Übersicht 12
Bundesstaatsprinzip
1. Begriff: Ein Bundesstaat ist ein Gesamtstaat, bei dem die Ausübung der Staatsgewalt auf einen Zentralstaat (Bund) und mehrere Gliedstaaten (16 Länder) aufgeteilt ist.
2. Aufgabenverteilung zwischen Bund und Ländern:
2.1 Grundprinzip (Art. 30 GG): Grundsätzlich sind die Länder für die Erfüllung der staatlichen Aufgaben zuständig, soweit das GG keine andere Regelung trifft oder zulässt.
2.2 Zuständigkeitszuweisungen im Einzelnen:
2.2.1 durch Spezialregelungen, z. B. Art. 32 GG (Auswärtige Beziehungen: Bund) oder Art. 104a ff. GG (Finanzwesen: Bund),
2.2.2 oder nach Staatsfunktionen:
– Art. 70 ff. GG: Gesetzgebung (überwiegend Bund)
– Art. 83 ff. GG: Verwaltung (überwiegend Länder),
– Art. 92 ff. GG: Rechtsprechung (überwiegend Länder).
Das – historisch gewachsene – Bundesstaatsprinzip ist für die Staatspraxis der Bundesrepublik Deutschland von herausragender Bedeutung, da alle Staatsgewalten bzw. Zuständigkeiten entweder auf den Gesamtstaat Bundesrepublik Deutschland oder auf die 16 Bundesländer als Gliedstaaten aufgeteilt sind.
2.2.2 Kompetenzen im Schulrecht
Da das Grundgesetz dem Bund im Bereich des Schulwesens und des Schulrechts keine Kompetenzen zuweist, ist dieser wichtige Aufgabenbereich heute fast der einzige, den die Länder alleine gestalten können, sowohl was die Gesetzgebung und die Verwaltung als auch die immer wieder heftig umstrittene Schulpolitik anbelangt. Und dementsprechend unterschiedlich sind Schulrecht und Schulorganisation in den 16 Bundesländern ausgestaltet, vielfach zum Leidwesen von Schülern und Eltern, die in ein anderes Bundesland umziehen, wo „vieles ganz anders ist“ ( Kap. 9und 10).
2.2.3 Kompetenzen im Sozial- und Hochschulrecht
Völlig anderes stellt sich die Situation im Bereich des Sozialrechts dar. Dieses ist heute fast ausschließlich durch Bundesgesetze geregelt ( Kap. 4bis 8, 10und 11); dies vor allem deshalb, damit alle Bürgerinnen und Bürger im gesamten Bundesgebiet dieselben Sozialleistungen erhalten können. Die Länder haben hier nur geringe legislative Gestaltungsspielräume im Bereich von Landesausführungsrecht zum Bundesrecht. Die Verwaltung obliegt teilweise Sozialversicherungsträgern auf Bundes- und Landesebene, teilweise Landes- oder Kommunalverwaltungen.

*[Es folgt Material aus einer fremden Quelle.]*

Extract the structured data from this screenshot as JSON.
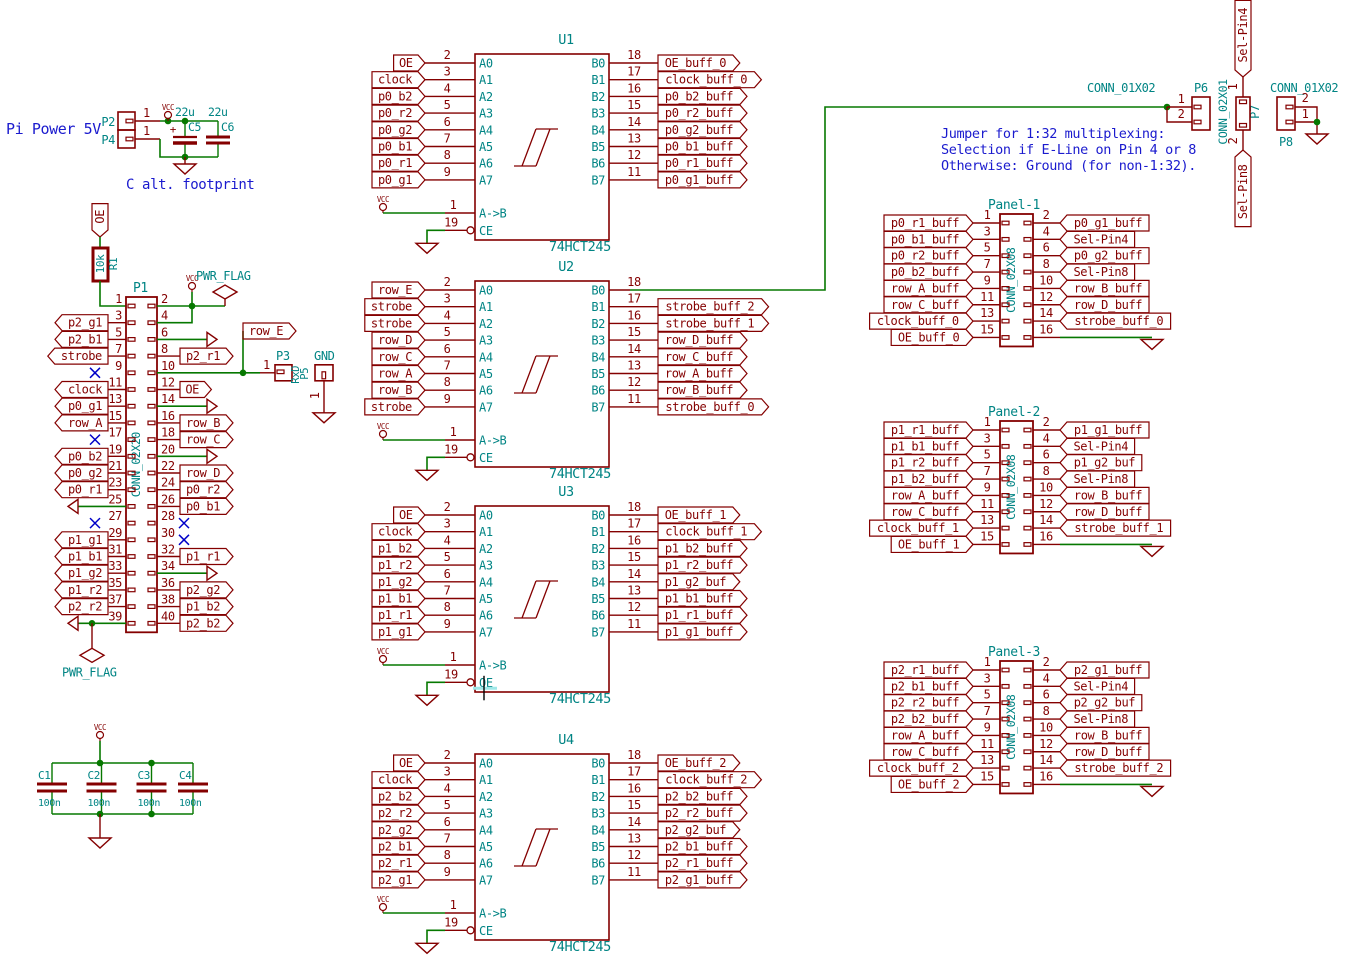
{
  "colors": {
    "wire": "#067800",
    "component": "#840000",
    "field": "#008484",
    "note": "#1a1ace",
    "noconnect": "#0000c8",
    "junction": "#067800",
    "cursor": "#000000",
    "highlight": "#9fe8e8",
    "background": "#ffffff"
  },
  "misc": {
    "vcc": "VCC",
    "pwr_flag": "PWR_FLAG",
    "plus": "+"
  },
  "power": {
    "title": "Pi Power 5V",
    "p2_ref": "P2",
    "p2_pin": "1",
    "p4_ref": "P4",
    "p4_pin": "1",
    "c5_ref": "C5",
    "c5_val": "22u",
    "c6_ref": "C6",
    "c6_val": "22u",
    "footprint_note": "C alt. footprint"
  },
  "oe_pullup": {
    "label": "OE",
    "r_ref": "R1",
    "r_val": "10k"
  },
  "p1": {
    "ref": "P1",
    "value": "CONN_02X20",
    "left": [
      {
        "num": "1",
        "kind": "r1wire"
      },
      {
        "num": "3",
        "label": "p2_g1"
      },
      {
        "num": "5",
        "label": "p2_b1"
      },
      {
        "num": "7",
        "label": "strobe"
      },
      {
        "num": "9",
        "kind": "nc"
      },
      {
        "num": "11",
        "label": "clock"
      },
      {
        "num": "13",
        "label": "p0_g1"
      },
      {
        "num": "15",
        "label": "row_A"
      },
      {
        "num": "17",
        "kind": "nc"
      },
      {
        "num": "19",
        "label": "p0_b2"
      },
      {
        "num": "21",
        "label": "p0_g2"
      },
      {
        "num": "23",
        "label": "p0_r1"
      },
      {
        "num": "25",
        "kind": "gnd"
      },
      {
        "num": "27",
        "kind": "nc"
      },
      {
        "num": "29",
        "label": "p1_g1"
      },
      {
        "num": "31",
        "label": "p1_b1"
      },
      {
        "num": "33",
        "label": "p1_g2"
      },
      {
        "num": "35",
        "label": "p1_r2"
      },
      {
        "num": "37",
        "label": "p2_r2"
      },
      {
        "num": "39",
        "kind": "gnd_flag"
      }
    ],
    "right": [
      {
        "num": "2",
        "kind": "vcc_flag"
      },
      {
        "num": "4",
        "kind": "vcc_join"
      },
      {
        "num": "6",
        "kind": "gnd"
      },
      {
        "num": "8",
        "label": "p2_r1"
      },
      {
        "num": "10",
        "kind": "rowE"
      },
      {
        "num": "12",
        "label": "OE"
      },
      {
        "num": "14",
        "kind": "gnd"
      },
      {
        "num": "16",
        "label": "row_B"
      },
      {
        "num": "18",
        "label": "row_C"
      },
      {
        "num": "20",
        "kind": "gnd"
      },
      {
        "num": "22",
        "label": "row_D"
      },
      {
        "num": "24",
        "label": "p0_r2"
      },
      {
        "num": "26",
        "label": "p0_b1"
      },
      {
        "num": "28",
        "kind": "nc"
      },
      {
        "num": "30",
        "kind": "nc"
      },
      {
        "num": "32",
        "label": "p1_r1"
      },
      {
        "num": "34",
        "kind": "gnd"
      },
      {
        "num": "36",
        "label": "p2_g2"
      },
      {
        "num": "38",
        "label": "p1_b2"
      },
      {
        "num": "40",
        "label": "p2_b2"
      }
    ]
  },
  "serial": {
    "row_e_label": "row_E",
    "p3_ref": "P3",
    "p3_value": "RxD",
    "p3_pin": "1",
    "p5_ref": "P5",
    "p5_value": "GND",
    "p5_pin": "1"
  },
  "buffers": [
    {
      "ref": "U1",
      "value": "74HCT245",
      "a_pins": [
        {
          "num": "2",
          "name": "A0",
          "label": "OE"
        },
        {
          "num": "3",
          "name": "A1",
          "label": "clock"
        },
        {
          "num": "4",
          "name": "A2",
          "label": "p0_b2"
        },
        {
          "num": "5",
          "name": "A3",
          "label": "p0_r2"
        },
        {
          "num": "6",
          "name": "A4",
          "label": "p0_g2"
        },
        {
          "num": "7",
          "name": "A5",
          "label": "p0_b1"
        },
        {
          "num": "8",
          "name": "A6",
          "label": "p0_r1"
        },
        {
          "num": "9",
          "name": "A7",
          "label": "p0_g1"
        }
      ],
      "b_pins": [
        {
          "num": "18",
          "name": "B0",
          "label": "OE_buff_0"
        },
        {
          "num": "17",
          "name": "B1",
          "label": "clock_buff_0"
        },
        {
          "num": "16",
          "name": "B2",
          "label": "p0_b2_buff"
        },
        {
          "num": "15",
          "name": "B3",
          "label": "p0_r2_buff"
        },
        {
          "num": "14",
          "name": "B4",
          "label": "p0_g2_buff"
        },
        {
          "num": "13",
          "name": "B5",
          "label": "p0_b1_buff"
        },
        {
          "num": "12",
          "name": "B6",
          "label": "p0_r1_buff"
        },
        {
          "num": "11",
          "name": "B7",
          "label": "p0_g1_buff"
        }
      ],
      "ctrl": [
        {
          "num": "1",
          "name": "A->B"
        },
        {
          "num": "19",
          "name": "CE"
        }
      ]
    },
    {
      "ref": "U2",
      "value": "74HCT245",
      "a_pins": [
        {
          "num": "2",
          "name": "A0",
          "label": "row_E"
        },
        {
          "num": "3",
          "name": "A1",
          "label": "strobe"
        },
        {
          "num": "4",
          "name": "A2",
          "label": "strobe"
        },
        {
          "num": "5",
          "name": "A3",
          "label": "row_D"
        },
        {
          "num": "6",
          "name": "A4",
          "label": "row_C"
        },
        {
          "num": "7",
          "name": "A5",
          "label": "row_A"
        },
        {
          "num": "8",
          "name": "A6",
          "label": "row_B"
        },
        {
          "num": "9",
          "name": "A7",
          "label": "strobe"
        }
      ],
      "b_pins": [
        {
          "num": "18",
          "name": "B0",
          "label": null
        },
        {
          "num": "17",
          "name": "B1",
          "label": "strobe_buff_2"
        },
        {
          "num": "16",
          "name": "B2",
          "label": "strobe_buff_1"
        },
        {
          "num": "15",
          "name": "B3",
          "label": "row_D_buff"
        },
        {
          "num": "14",
          "name": "B4",
          "label": "row_C_buff"
        },
        {
          "num": "13",
          "name": "B5",
          "label": "row_A_buff"
        },
        {
          "num": "12",
          "name": "B6",
          "label": "row_B_buff"
        },
        {
          "num": "11",
          "name": "B7",
          "label": "strobe_buff_0"
        }
      ],
      "ctrl": [
        {
          "num": "1",
          "name": "A->B"
        },
        {
          "num": "19",
          "name": "CE"
        }
      ]
    },
    {
      "ref": "U3",
      "value": "74HCT245",
      "a_pins": [
        {
          "num": "2",
          "name": "A0",
          "label": "OE"
        },
        {
          "num": "3",
          "name": "A1",
          "label": "clock"
        },
        {
          "num": "4",
          "name": "A2",
          "label": "p1_b2"
        },
        {
          "num": "5",
          "name": "A3",
          "label": "p1_r2"
        },
        {
          "num": "6",
          "name": "A4",
          "label": "p1_g2"
        },
        {
          "num": "7",
          "name": "A5",
          "label": "p1_b1"
        },
        {
          "num": "8",
          "name": "A6",
          "label": "p1_r1"
        },
        {
          "num": "9",
          "name": "A7",
          "label": "p1_g1"
        }
      ],
      "b_pins": [
        {
          "num": "18",
          "name": "B0",
          "label": "OE_buff_1"
        },
        {
          "num": "17",
          "name": "B1",
          "label": "clock_buff_1"
        },
        {
          "num": "16",
          "name": "B2",
          "label": "p1_b2_buff"
        },
        {
          "num": "15",
          "name": "B3",
          "label": "p1_r2_buff"
        },
        {
          "num": "14",
          "name": "B4",
          "label": "p1_g2_buf"
        },
        {
          "num": "13",
          "name": "B5",
          "label": "p1_b1_buff"
        },
        {
          "num": "12",
          "name": "B6",
          "label": "p1_r1_buff"
        },
        {
          "num": "11",
          "name": "B7",
          "label": "p1_g1_buff"
        }
      ],
      "ctrl": [
        {
          "num": "1",
          "name": "A->B"
        },
        {
          "num": "19",
          "name": "OE"
        }
      ]
    },
    {
      "ref": "U4",
      "value": "74HCT245",
      "a_pins": [
        {
          "num": "2",
          "name": "A0",
          "label": "OE"
        },
        {
          "num": "3",
          "name": "A1",
          "label": "clock"
        },
        {
          "num": "4",
          "name": "A2",
          "label": "p2_b2"
        },
        {
          "num": "5",
          "name": "A3",
          "label": "p2_r2"
        },
        {
          "num": "6",
          "name": "A4",
          "label": "p2_g2"
        },
        {
          "num": "7",
          "name": "A5",
          "label": "p2_b1"
        },
        {
          "num": "8",
          "name": "A6",
          "label": "p2_r1"
        },
        {
          "num": "9",
          "name": "A7",
          "label": "p2_g1"
        }
      ],
      "b_pins": [
        {
          "num": "18",
          "name": "B0",
          "label": "OE_buff_2"
        },
        {
          "num": "17",
          "name": "B1",
          "label": "clock_buff_2"
        },
        {
          "num": "16",
          "name": "B2",
          "label": "p2_b2_buff"
        },
        {
          "num": "15",
          "name": "B3",
          "label": "p2_r2_buff"
        },
        {
          "num": "14",
          "name": "B4",
          "label": "p2_g2_buf"
        },
        {
          "num": "13",
          "name": "B5",
          "label": "p2_b1_buff"
        },
        {
          "num": "12",
          "name": "B6",
          "label": "p2_r1_buff"
        },
        {
          "num": "11",
          "name": "B7",
          "label": "p2_g1_buff"
        }
      ],
      "ctrl": [
        {
          "num": "1",
          "name": "A->B"
        },
        {
          "num": "19",
          "name": "CE"
        }
      ]
    }
  ],
  "panels": [
    {
      "title": "Panel-1",
      "value": "CONN_02X08",
      "left": [
        {
          "num": "1",
          "label": "p0_r1_buff"
        },
        {
          "num": "3",
          "label": "p0_b1_buff"
        },
        {
          "num": "5",
          "label": "p0_r2_buff"
        },
        {
          "num": "7",
          "label": "p0_b2_buff"
        },
        {
          "num": "9",
          "label": "row_A_buff"
        },
        {
          "num": "11",
          "label": "row_C_buff"
        },
        {
          "num": "13",
          "label": "clock_buff_0"
        },
        {
          "num": "15",
          "label": "OE_buff_0"
        }
      ],
      "right": [
        {
          "num": "2",
          "label": "p0_g1_buff"
        },
        {
          "num": "4",
          "label": "Sel-Pin4"
        },
        {
          "num": "6",
          "label": "p0_g2_buff"
        },
        {
          "num": "8",
          "label": "Sel-Pin8"
        },
        {
          "num": "10",
          "label": "row_B_buff"
        },
        {
          "num": "12",
          "label": "row_D_buff"
        },
        {
          "num": "14",
          "label": "strobe_buff_0"
        },
        {
          "num": "16",
          "label": null
        }
      ]
    },
    {
      "title": "Panel-2",
      "value": "CONN_02X08",
      "left": [
        {
          "num": "1",
          "label": "p1_r1_buff"
        },
        {
          "num": "3",
          "label": "p1_b1_buff"
        },
        {
          "num": "5",
          "label": "p1_r2_buff"
        },
        {
          "num": "7",
          "label": "p1_b2_buff"
        },
        {
          "num": "9",
          "label": "row_A_buff"
        },
        {
          "num": "11",
          "label": "row_C_buff"
        },
        {
          "num": "13",
          "label": "clock_buff_1"
        },
        {
          "num": "15",
          "label": "OE_buff_1"
        }
      ],
      "right": [
        {
          "num": "2",
          "label": "p1_g1_buff"
        },
        {
          "num": "4",
          "label": "Sel-Pin4"
        },
        {
          "num": "6",
          "label": "p1_g2_buf"
        },
        {
          "num": "8",
          "label": "Sel-Pin8"
        },
        {
          "num": "10",
          "label": "row_B_buff"
        },
        {
          "num": "12",
          "label": "row_D_buff"
        },
        {
          "num": "14",
          "label": "strobe_buff_1"
        },
        {
          "num": "16",
          "label": null
        }
      ]
    },
    {
      "title": "Panel-3",
      "value": "CONN_02X08",
      "left": [
        {
          "num": "1",
          "label": "p2_r1_buff"
        },
        {
          "num": "3",
          "label": "p2_b1_buff"
        },
        {
          "num": "5",
          "label": "p2_r2_buff"
        },
        {
          "num": "7",
          "label": "p2_b2_buff"
        },
        {
          "num": "9",
          "label": "row_A_buff"
        },
        {
          "num": "11",
          "label": "row_C_buff"
        },
        {
          "num": "13",
          "label": "clock_buff_2"
        },
        {
          "num": "15",
          "label": "OE_buff_2"
        }
      ],
      "right": [
        {
          "num": "2",
          "label": "p2_g1_buff"
        },
        {
          "num": "4",
          "label": "Sel-Pin4"
        },
        {
          "num": "6",
          "label": "p2_g2_buf"
        },
        {
          "num": "8",
          "label": "Sel-Pin8"
        },
        {
          "num": "10",
          "label": "row_B_buff"
        },
        {
          "num": "12",
          "label": "row_D_buff"
        },
        {
          "num": "14",
          "label": "strobe_buff_2"
        },
        {
          "num": "16",
          "label": null
        }
      ]
    }
  ],
  "jumpers": {
    "note1": "Jumper for 1:32 multiplexing:",
    "note2": "Selection if E-Line on Pin 4 or 8",
    "note3": "Otherwise: Ground (for non-1:32).",
    "p6": {
      "ref": "P6",
      "value": "CONN_01X02",
      "pin1": "1",
      "pin2": "2"
    },
    "p7": {
      "ref": "P7",
      "value": "CONN_02X01",
      "pin1": "1",
      "pin2": "2",
      "top_label": "Sel-Pin4",
      "bottom_label": "Sel-Pin8"
    },
    "p8": {
      "ref": "P8",
      "value": "CONN_01X02",
      "pin1": "1",
      "pin2": "2"
    }
  },
  "decoupling": {
    "caps": [
      {
        "ref": "C1",
        "val": "100n"
      },
      {
        "ref": "C2",
        "val": "100n"
      },
      {
        "ref": "C3",
        "val": "100n"
      },
      {
        "ref": "C4",
        "val": "100n"
      }
    ]
  }
}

Im Bereich des Hochschulrechtes wiederum überwiegen Landeskompetenzen: sowohl im Bereich der Hochschulgesetzgebung als auch mit Blick auf die Organisation der Hochschulen, denen dabei wiederum grundgesetzlich geschützte Selbstverwaltungsrechte zustehen (gemäß Art. 5 Abs. 3GG). Gesetzgebungskompetenzen des Bundes bestehen u. a. im Bereich der Ausbildungsförderung und der Beruflichen Bildung ( Kap. 8und 10) sowie der (Mit-) Finanzierung von Hochschulen, Forschung und Wissenschaft (vgl. Art. 91a ff. GG).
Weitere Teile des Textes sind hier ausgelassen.